Tiger has had back trouble in other tournaments of recent years. Pettersen withdrew from the first tournament in the Bahamas, and in 2005, went eighteen months without playing. That’s tough statistic to put up beside her fourteen victories, two majors and five top-ten finishes in the Kraft Nabisco.
Snead seems to favor the methodical, lyric swing, and espouses it for good health. It would be difficult for hard-bodies like Woods and Pettersen to agree, perhaps. Whatever you’ve got that can give you an edge on these tours, you’d better use it. As a lifelong Pillsbury Dough Boy, I have to stay with Snead’s argument for my own survival, but unlike most of us on the weekends, Woods, Pettersen and many others on tour can hit the ball very hard, adding and subtracting degrees of force depending on what they want, without losing the integrity of their swing.
Woods and Pettersen are famous for their work-out ethic, and when they are in good health, the advantages they bring are clear. They drive good distances, and don’t physically fade toward the end of the day. This type of player hasn’t won everything over the years, though, and pros from Billy Casper to Angel Cabrera have won majors, so who’s to say for sure?
The question has been asked whether the athletically-minded are working out too much, or improperly. Is there something fundamentally over-taxing in their chosen golf swing? What’s going on in the weight room? Gary Player worked out almost every day of his adult life, and I can’t remember him ever being in trouble, past getting a cold, or withdrawing from anything.
One quasi medical website suggests that being injury prone from playing like a jock is more tied into a player’s personality than it is to a herniated disk, and that while considerable force is used to hit a drive, such a repeated action is not inherently dangerous. I can play along with that idea on a secondary avenue of inquiry, but I can’t imagine that’s what’s going on here – a disc is a disc, and a muscle is a muscle, and they just flat out hurt sometimes.

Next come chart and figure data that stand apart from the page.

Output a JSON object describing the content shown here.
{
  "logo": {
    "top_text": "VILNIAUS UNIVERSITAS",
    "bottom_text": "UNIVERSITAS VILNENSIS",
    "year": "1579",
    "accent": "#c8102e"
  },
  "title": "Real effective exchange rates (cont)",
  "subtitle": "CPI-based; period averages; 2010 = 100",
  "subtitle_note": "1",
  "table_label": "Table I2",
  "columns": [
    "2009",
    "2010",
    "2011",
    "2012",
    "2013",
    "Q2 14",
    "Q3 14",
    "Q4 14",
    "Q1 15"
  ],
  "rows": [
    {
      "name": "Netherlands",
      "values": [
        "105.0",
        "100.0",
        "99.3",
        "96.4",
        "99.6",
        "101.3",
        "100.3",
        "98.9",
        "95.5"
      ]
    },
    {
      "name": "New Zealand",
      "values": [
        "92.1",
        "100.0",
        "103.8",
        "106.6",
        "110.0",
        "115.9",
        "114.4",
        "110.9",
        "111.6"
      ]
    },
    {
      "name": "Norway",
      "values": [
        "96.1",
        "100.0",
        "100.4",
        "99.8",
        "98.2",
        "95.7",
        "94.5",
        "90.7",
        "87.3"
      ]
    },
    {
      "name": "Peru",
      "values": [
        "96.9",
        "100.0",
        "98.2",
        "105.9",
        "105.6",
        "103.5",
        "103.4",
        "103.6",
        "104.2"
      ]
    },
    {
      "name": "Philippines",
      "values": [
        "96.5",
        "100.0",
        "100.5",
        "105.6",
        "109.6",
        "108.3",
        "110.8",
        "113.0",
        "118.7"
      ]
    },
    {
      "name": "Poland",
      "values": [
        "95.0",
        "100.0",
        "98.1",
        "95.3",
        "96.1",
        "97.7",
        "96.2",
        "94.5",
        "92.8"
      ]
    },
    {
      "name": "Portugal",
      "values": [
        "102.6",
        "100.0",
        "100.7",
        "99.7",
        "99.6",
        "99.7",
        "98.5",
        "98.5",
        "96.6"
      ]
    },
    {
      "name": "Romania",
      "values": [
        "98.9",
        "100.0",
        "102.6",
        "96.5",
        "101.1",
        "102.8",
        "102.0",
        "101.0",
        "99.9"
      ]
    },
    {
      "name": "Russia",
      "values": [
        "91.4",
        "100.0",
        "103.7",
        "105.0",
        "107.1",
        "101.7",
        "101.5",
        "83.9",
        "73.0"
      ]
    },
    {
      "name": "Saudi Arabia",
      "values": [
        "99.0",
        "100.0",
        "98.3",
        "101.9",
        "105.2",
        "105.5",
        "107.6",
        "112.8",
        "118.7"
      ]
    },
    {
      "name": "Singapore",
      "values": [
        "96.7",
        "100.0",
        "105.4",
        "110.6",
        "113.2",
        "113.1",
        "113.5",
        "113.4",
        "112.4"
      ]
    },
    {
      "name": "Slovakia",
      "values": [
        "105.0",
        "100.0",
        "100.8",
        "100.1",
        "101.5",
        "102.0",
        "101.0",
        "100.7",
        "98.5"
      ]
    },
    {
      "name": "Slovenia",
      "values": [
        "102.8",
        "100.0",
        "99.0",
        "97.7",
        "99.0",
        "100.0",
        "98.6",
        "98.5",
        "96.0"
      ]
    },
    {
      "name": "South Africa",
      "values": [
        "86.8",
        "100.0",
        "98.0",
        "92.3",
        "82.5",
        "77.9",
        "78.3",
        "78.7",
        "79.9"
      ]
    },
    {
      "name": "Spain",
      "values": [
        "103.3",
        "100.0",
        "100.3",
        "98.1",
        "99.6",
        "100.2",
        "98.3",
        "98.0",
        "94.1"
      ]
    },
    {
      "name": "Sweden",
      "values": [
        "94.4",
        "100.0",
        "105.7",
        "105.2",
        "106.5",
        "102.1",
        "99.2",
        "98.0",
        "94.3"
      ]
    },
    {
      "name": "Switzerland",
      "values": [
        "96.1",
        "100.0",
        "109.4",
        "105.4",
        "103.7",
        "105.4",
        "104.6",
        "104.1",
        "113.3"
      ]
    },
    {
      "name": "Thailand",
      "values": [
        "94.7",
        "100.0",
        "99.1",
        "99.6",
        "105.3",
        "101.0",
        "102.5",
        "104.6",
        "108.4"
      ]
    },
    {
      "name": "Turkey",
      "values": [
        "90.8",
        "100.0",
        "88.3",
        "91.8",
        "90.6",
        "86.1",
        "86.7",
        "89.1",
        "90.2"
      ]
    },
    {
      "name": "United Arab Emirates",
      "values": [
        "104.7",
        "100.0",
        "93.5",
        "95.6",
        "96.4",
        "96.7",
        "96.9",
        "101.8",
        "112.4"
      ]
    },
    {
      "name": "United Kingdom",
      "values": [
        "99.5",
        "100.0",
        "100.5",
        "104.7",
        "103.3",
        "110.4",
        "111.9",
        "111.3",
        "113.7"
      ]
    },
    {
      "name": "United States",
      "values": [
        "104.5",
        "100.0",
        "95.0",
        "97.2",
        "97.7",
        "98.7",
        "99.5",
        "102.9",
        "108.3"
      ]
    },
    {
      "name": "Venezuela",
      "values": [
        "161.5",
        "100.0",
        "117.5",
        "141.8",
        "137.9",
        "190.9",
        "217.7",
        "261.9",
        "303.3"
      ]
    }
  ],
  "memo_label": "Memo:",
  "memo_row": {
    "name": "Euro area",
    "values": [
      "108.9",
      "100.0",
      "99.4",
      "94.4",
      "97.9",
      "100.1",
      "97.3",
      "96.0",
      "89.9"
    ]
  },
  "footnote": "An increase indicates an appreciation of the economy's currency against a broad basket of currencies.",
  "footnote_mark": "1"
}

I read a quote of golf journalist Dan Jenkins from the early part of this century, claiming that only a bad marriage or injury could stop Tiger from blowing the Nicklaus record out of the water. The marriage is a dead horse, and if others want to continue beating it, fine, but the injuries have done what opponents could not. Did Tiger try to act young for too long, or should he have eased up on the torque off the tee?
As for Pettersen, her swing coach says that her back’s in such bad shape that the therapist, Tom Boers (the one who’s kept Fred Couples on his feet all these years), doesn’t even want her to fly. Maybe the hard-bodies need to spend a little time resisting their natures, and try the Pillsbury life for a little while – maybe take a chocolate shake break in the weight room, or set a metronome at Adagio on the driving range, having it tick to a slower swing.
I don’t know the answer, but the golfers who seem to be having the most trouble lately are the type-A athletes – just sayin’.